# Software to detect my specs



## black ballon (Feb 27, 2006)

I can't find the manual on my pc.

Is there a program I can download that will tell me all the specs on my computer?

Also, I want to install a GeForce video card. But the one right now is shared with the RAM, so would it still be possible for me to put the GeForce on and disable the sharing?


----------



## kiwiguy (Aug 17, 2003)

Is this the PC in your signature?

HP pavilion ze1110 Laptop
Xp Home Edition
1 Ghz Cpu
240 MB of RAM
Netgear wireless network card
Direct x 9

If so, you cannot install a new video card in the laptop. Only a few of the very expensive models have a separate card, and it's proprietary to the laptop, not a generic card.

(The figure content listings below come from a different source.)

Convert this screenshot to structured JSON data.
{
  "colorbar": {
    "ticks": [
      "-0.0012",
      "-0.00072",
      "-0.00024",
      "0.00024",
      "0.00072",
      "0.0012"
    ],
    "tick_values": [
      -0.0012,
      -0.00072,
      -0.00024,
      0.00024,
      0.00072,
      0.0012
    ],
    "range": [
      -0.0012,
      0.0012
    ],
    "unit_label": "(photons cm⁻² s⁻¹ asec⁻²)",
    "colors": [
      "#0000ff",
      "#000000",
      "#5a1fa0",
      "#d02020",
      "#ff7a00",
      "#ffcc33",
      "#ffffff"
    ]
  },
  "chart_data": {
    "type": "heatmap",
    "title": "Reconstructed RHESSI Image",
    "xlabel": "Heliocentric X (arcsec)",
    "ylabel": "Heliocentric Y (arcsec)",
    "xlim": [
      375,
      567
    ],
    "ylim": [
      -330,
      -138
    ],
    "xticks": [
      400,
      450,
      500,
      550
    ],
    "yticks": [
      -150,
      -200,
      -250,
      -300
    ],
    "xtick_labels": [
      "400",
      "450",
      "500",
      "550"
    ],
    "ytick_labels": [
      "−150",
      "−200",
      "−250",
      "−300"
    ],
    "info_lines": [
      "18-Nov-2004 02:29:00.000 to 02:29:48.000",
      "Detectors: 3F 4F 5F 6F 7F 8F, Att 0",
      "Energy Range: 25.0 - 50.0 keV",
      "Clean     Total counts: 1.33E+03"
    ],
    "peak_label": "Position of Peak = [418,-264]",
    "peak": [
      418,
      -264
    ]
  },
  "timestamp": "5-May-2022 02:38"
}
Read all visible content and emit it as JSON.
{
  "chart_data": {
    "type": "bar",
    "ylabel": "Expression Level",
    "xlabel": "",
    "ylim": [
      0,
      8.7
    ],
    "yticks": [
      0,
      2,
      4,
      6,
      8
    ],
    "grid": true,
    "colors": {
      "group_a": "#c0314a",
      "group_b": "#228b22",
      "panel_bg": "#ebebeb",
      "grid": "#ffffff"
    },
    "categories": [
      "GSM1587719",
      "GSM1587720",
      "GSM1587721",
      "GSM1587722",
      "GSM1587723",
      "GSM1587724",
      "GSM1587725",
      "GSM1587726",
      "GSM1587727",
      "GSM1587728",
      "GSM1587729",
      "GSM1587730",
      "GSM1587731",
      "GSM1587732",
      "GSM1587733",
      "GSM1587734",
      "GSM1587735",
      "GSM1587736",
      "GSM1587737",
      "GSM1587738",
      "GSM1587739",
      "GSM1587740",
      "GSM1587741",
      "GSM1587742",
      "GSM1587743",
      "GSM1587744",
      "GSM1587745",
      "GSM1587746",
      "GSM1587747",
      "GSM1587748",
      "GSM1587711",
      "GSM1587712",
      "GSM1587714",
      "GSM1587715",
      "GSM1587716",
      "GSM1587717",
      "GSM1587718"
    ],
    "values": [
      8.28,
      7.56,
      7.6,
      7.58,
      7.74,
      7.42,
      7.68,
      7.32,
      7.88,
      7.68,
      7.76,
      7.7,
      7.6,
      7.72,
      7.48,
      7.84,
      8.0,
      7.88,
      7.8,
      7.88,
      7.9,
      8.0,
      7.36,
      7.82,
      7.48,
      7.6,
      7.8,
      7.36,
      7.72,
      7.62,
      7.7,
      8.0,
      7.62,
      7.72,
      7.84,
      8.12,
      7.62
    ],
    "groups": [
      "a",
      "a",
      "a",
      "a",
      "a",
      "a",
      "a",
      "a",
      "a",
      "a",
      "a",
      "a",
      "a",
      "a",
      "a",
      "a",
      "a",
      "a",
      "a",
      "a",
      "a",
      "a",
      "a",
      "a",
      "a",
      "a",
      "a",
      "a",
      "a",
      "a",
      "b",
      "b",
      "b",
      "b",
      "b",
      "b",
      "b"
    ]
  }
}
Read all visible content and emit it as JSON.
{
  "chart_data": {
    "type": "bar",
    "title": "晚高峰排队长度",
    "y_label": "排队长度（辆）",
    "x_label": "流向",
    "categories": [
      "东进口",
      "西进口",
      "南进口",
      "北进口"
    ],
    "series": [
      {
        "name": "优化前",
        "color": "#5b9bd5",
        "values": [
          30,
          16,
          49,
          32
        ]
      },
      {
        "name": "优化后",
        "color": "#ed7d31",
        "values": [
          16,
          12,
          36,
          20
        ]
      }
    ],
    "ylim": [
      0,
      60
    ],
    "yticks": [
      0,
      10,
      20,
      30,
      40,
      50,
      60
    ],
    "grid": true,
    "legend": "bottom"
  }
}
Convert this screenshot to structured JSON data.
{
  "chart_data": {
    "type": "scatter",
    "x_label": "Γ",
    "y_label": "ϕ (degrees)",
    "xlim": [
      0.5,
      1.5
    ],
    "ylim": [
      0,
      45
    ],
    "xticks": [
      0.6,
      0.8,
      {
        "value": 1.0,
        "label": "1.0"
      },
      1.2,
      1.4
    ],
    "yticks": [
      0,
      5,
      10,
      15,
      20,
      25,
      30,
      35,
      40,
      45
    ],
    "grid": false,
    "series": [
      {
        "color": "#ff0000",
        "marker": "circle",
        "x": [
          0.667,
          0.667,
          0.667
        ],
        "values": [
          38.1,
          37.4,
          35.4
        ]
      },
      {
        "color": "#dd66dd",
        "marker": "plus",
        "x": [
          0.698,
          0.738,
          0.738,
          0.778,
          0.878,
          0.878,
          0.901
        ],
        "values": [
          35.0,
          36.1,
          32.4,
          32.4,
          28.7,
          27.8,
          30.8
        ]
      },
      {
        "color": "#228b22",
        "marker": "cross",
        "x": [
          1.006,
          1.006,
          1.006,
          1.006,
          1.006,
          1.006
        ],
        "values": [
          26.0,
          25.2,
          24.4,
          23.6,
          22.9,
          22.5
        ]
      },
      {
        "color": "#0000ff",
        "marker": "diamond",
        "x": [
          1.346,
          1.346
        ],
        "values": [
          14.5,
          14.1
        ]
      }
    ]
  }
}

Everest home will give a list of the hardware.
http://www.freedownloadscenter.com/...s_Utilities/Lavalys_EVEREST_Home_Edition.html


----------



## sockey99 (Jul 18, 2006)

Try Belarc Advisor, a free download, and it lists all hardware and software.
Kiwi is right, your not going to change a video card in a laptop. If the computer is the one Kiwi spec'd, spend your money on RAM, or start saving for a gaming rig.


----------



## wilson44512 (Mar 25, 2006)

http://www.majorgeeks.com/download.php?det=4181


----------



## black ballon (Feb 27, 2006)

No, not the specs I had in my signature.

It's a Gateway desktop. I just want the bad *** GeForce in it. So I'll post the specs when I get a min. and see if you guys think it's possible to install.


----------